We happened to find out exactly which services were still using the old version of the library because, as luck would have it, our elastic stack once again became unavailable and the exact same behavior recurred. At least the second time was a quick deploy (as the changes were already made to the required libraries), but customers were … not ecstatic, to say the least.
This inspired us to write Deposition. Deposition is a self-hosted API which allows services to self-report their dependencies. On each successful automated build of the master branch, we extract the dependencies from the resulting application (generally produced as a docker container) and push them to the API along with the product name, product version, and a unique build token (generally the bamboo build number).
For each type of project (and each type of project package management), we automatically extract the installed dependencies. For Golang projects, we use Glide to lock dependencies to a VCS revision. This allows us to use the
pip freeze and
npm ls --json, respectively, to read installed versions directly from the package manager. It's important to note that we do this inside of the container produced as an artifact so we get the true dependencies present in a production environment (and not dependencies installed as part of the build process or dependencies which just happened to be on a developer machine or build agent).
We do the same thing for operating system-level packages. For containers which use Debian as a base, we do the following.
This creates a file that begins with the OS distribution version, then followed by the names of installed packages and their versions. For containers which use Alpine as a base, we do the following.
This is a bit more involved, as
apk info gives only installed package names but not versions, and
apk info -v gives us a combination of the two (but not in a way which the package name and version are easily separated). The bash pipeline correlates these two sources together, extracts the versions, then writes a file which is more easily (and unambiguously) parsable by the API.
The following screenshot shows the products of which Deposition is aware. This list only contains services which are currently self-reporting – we are still in the process of moving older services to use our new build conventions.
On the other side of the build pipeline, on each successful deploy, we inform the API that a particular build has made it into a production environment with some unique build token (these could be a marathon path, a server name and binary path, or a Fargate task identifier, or a simple string which is meaningful to your development process).
The following screenshot shows all active deployments of a service whose name contains the word api in our Chicago data center. At a glance, we can see exactly which version and which bamboo build created the production artifact (without scraping several APIs and correlating the docker tag of the Marathon task with Bamboo build logs).
This allows us to retrieve an always-current list of deployed builds and the active (either deployed or most recent) builds of a product. This also allows us to query, in both directions, the relationship between builds and dependencies. In one direction, we can see all the dependencies of a build (or all aggregate dependencies of a product). In the other direction, we can see all the builds which depend on a particular dependency version (or all aggregate versions of a dependency).

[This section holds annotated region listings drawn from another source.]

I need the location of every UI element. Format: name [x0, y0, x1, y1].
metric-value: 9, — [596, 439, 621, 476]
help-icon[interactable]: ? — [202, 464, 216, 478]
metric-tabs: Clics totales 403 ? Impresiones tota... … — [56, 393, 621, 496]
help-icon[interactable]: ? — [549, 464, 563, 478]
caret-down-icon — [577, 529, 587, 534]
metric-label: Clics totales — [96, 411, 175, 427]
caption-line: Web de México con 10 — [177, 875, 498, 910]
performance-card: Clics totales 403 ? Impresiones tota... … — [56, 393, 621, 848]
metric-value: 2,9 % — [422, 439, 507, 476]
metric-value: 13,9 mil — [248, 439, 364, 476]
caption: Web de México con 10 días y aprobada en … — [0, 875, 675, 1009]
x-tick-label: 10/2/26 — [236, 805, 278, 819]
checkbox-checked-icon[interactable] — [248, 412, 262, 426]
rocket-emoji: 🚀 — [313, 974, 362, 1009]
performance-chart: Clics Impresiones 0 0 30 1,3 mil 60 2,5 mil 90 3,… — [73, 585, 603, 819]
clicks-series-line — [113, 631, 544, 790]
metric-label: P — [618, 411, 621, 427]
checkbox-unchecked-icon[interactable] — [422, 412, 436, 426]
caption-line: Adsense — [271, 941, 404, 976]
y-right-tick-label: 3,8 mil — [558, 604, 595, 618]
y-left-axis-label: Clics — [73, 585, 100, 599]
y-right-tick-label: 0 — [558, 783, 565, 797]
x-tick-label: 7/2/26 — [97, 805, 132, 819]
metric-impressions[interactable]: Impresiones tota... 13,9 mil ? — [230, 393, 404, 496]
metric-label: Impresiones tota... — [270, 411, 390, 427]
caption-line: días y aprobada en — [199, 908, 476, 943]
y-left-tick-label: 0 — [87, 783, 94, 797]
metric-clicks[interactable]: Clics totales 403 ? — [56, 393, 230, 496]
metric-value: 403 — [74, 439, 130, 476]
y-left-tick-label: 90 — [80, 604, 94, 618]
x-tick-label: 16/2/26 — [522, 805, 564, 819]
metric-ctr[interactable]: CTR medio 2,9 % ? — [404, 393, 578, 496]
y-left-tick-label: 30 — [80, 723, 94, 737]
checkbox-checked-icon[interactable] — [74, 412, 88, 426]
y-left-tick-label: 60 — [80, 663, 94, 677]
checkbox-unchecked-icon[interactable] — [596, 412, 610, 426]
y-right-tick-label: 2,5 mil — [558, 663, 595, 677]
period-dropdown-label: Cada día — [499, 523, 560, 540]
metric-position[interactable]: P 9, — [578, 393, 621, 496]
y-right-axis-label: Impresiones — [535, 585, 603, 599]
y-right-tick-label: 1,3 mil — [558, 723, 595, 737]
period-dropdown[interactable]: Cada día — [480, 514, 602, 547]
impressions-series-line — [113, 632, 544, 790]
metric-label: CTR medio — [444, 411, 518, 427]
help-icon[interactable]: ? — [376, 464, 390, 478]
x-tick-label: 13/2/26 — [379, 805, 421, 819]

How would this have changed our double-outage example above? Once we determine that there exists a bug, vulnerability, or other reason to deprecate, we can simply flag a particular dependency version with the reason. A dependency flag created by a team does not necessarily apply for another team – however, there are certain roles (security teams and automated CVE list scanners) which can apply a dependency flag for all teams.
Also, as Deposition understands the how to compare two versions for particular sources, flagging a dependency at a particular version will also apply that flag to all lower versions of that dependency, as shown below. At present, Deposition understands the semantics of Alpine package versions, Debian package versions, and semantic versions used by pip and npm.
When a dependency version is flagged, all builds using that version are flagged, any deployment using a flagged build is flagged, and any product with an active flagged build is flagged. Depending on the team configuration, a JIRA ticket or a GitHub issue is created for all deployments and active builds which were newly flagged by this action. This gives teams something automated to act on instead of having to search for what to replace via the Deposition UI.
This also changes the process for future actions: any new build which uses a flagged version is rejected by the Deposition API and the automated build fails, and any new deployment which refers to a flagged build is similarly rejected. This makes it impossibly to accidentally build and deploy a service with vulnerable dependencies (although Deposition does provide an escape hatch to allow such builds through when absolutely necessary).